Y este es el pasado de Benji.
Lestat de Lioncourt
La arena, dorada y cálida, se hundía
bajo las patas del dromedario. Este avanzaba demasiado lento, como si
fuese una tortura levantar cada pezuña del suelo y volverla a
colocar. El sol brillaba fuertemente en el horizonte y calentaba
demasiado. Era como una enorme bombilla de demasiados vatios y sentía
que derretía su cabeza. El vaivén del movimiento del animal se
sumaba al mareo por la fatiga debido al cansancio, el sol y la escasa
hidratación. Las carpas de enormes telas marrones se difuminaban por
momentos, pero parecían cercanas. Una cálida brisa, como si fuese
una bocanada de aire proveniente del infierno, golpeó su rostro y
movió los caireles negros de su alborotada cabeza azabache. Sus ojos
rasgados estaban delineados con una tinta oscura pegajosa, parecida a
los caros cosméticos de las estrellas del celuloide, usada evitar la
arena. Poseía una mirada vacía carente de cualquier emoción,
aunque en realidad sólo se estaba desplomando.
Su padre lo elevó de su asiento y lo
transportó dentro. Allí le mojó la cabeza sin mucho cuidado con un
cántaro, lo despojó de su ropa oscura y le puso una túnica blanca.

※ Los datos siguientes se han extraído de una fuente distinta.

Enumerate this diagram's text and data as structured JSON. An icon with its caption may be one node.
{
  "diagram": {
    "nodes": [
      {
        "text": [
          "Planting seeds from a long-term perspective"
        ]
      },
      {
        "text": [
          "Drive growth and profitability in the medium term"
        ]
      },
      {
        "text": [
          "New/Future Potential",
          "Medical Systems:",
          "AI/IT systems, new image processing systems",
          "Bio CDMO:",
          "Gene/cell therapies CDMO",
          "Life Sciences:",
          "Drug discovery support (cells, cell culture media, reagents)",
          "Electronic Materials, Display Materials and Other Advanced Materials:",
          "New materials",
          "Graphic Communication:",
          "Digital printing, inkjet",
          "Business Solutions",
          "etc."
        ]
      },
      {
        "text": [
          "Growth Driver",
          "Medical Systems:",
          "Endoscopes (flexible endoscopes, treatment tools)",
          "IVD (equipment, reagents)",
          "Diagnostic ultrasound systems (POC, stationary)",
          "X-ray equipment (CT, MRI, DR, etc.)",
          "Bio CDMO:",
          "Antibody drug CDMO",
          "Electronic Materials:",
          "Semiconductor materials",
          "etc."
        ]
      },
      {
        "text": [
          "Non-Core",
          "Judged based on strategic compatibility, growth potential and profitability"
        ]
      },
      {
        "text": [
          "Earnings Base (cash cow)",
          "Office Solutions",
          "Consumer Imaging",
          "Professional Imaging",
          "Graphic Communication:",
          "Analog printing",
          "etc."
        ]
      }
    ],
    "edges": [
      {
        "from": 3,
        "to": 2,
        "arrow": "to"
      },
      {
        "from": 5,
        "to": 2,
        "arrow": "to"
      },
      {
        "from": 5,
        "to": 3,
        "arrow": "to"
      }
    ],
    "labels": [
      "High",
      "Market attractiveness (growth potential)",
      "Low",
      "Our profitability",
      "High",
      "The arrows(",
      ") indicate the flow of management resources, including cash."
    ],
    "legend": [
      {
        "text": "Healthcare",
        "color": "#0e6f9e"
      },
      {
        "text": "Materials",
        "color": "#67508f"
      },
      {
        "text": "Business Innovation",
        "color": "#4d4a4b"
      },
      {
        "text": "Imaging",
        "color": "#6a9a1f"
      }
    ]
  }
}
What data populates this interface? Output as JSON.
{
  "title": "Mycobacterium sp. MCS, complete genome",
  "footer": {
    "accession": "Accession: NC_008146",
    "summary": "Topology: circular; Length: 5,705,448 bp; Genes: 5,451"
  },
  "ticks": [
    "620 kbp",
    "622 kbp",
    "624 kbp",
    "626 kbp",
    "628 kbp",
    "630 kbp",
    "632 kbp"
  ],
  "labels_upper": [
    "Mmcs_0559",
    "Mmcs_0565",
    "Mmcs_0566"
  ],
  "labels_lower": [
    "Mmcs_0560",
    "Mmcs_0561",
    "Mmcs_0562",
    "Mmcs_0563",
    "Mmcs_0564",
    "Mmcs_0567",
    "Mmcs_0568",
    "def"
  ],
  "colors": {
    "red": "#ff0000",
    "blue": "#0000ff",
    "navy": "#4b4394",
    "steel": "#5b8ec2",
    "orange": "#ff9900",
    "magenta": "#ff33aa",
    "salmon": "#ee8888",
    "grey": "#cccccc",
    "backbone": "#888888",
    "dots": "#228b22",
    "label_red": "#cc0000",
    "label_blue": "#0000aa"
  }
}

Después lo echó sobre la alfombra que cubría parte de la choza
hecha de lonas y lo dejó descansar. Su madre no estaba, tampoco el
resto de sus hermanos. No sabía porqué habían dejado su
emplazamiento en plena madrugada para recorrer kilómetros hacia el
oeste. Se suponía que iban a permanecer en el poblado un tiempo,
pero su padre decidió que debían irse.
Escuchaba a lo lejos el ruido de una
conversación en inglés. No era un idioma que él manejase. Levantó
la cabeza como pudo, pues aún se encontraba algo mareado, y observó
al hombre con quien discutía su padre. Parecían estar acordando la
venta de algún animal. Hablaban de dólares y los dólares eran esas
cosas cuadradas de papel con las cuales se compraba leche, ropa,
calzado, arroz o medicinas. Su madre estaba enferma por culpa del
último parto. Necesitaban esos dólares.
Entonces se desplomó y al abrir los
ojos regresó a la realidad. Estaba en medio de un bullicioso tráfico
y aquel sueño, ese recuerdo lejano, parecía ser de otra persona. Se
llevó el cigarrillo a los labios, le dio una calada e intentó
tranquilizar su corazón. Ahora sabía inglés y comprendía la
conversación. Su padre exigía un buen trato para él, ya que el
extranjero decía que estudiaría lenguas y aprendería un oficio. A
cambio de su servicio el niño comería, sería atendido con buenas
medicinas y tendría una vida digna que él no le podría dar. Si
bien, lo entregaba a cambio de unos cuantos cientos de dólares, los
cuales eran una miseria a decir verdad, para poder comprar medicinas
y comida durante un buen tiempo. El hombre a quien lo vendió se
llamaba Fox y jamás lo trató bien, lo alimentaba lo suficiente para
no morir y las prendas eran las que a veces donaban en una iglesia
por caridad cristiana.
Tenía ahora casi doce años, era alto,
y de complexión fuerte. Sin embargo, cuando fue agarrado por ese
indeseable sólo contaba con ocho y tenía las carnes demasiado
débiles. Hizo de él un esclavo de manos hábiles para robar
carteras, de dulce rostro angelical para cautivar a los camellos que
comercializaban sus drogas y la puta más barata para momentos
ocasionales. Dolía. Su vida dolía. Su infancia le había sido
arrebatada, pero en ese momento se sintió consolado. Quería creer
que su madre fue salvada y que sus hermanos seguían vivos gracias a
él.
—Algo es algo—dijo mirando la
ceniza que se desprendía de su cigarrillo—. Pero hasta mi Dios
parece haberse olvidado de mí... ¿lo habrá hecho mi madre?—murmuró
alzando la vista al cielo donde no había un sol calentando su
rostro, sino una nube de contaminación ocultando las estrellas.
Unas noches más tarde Fox estaría
muerto. Armand haría entrada en su vida.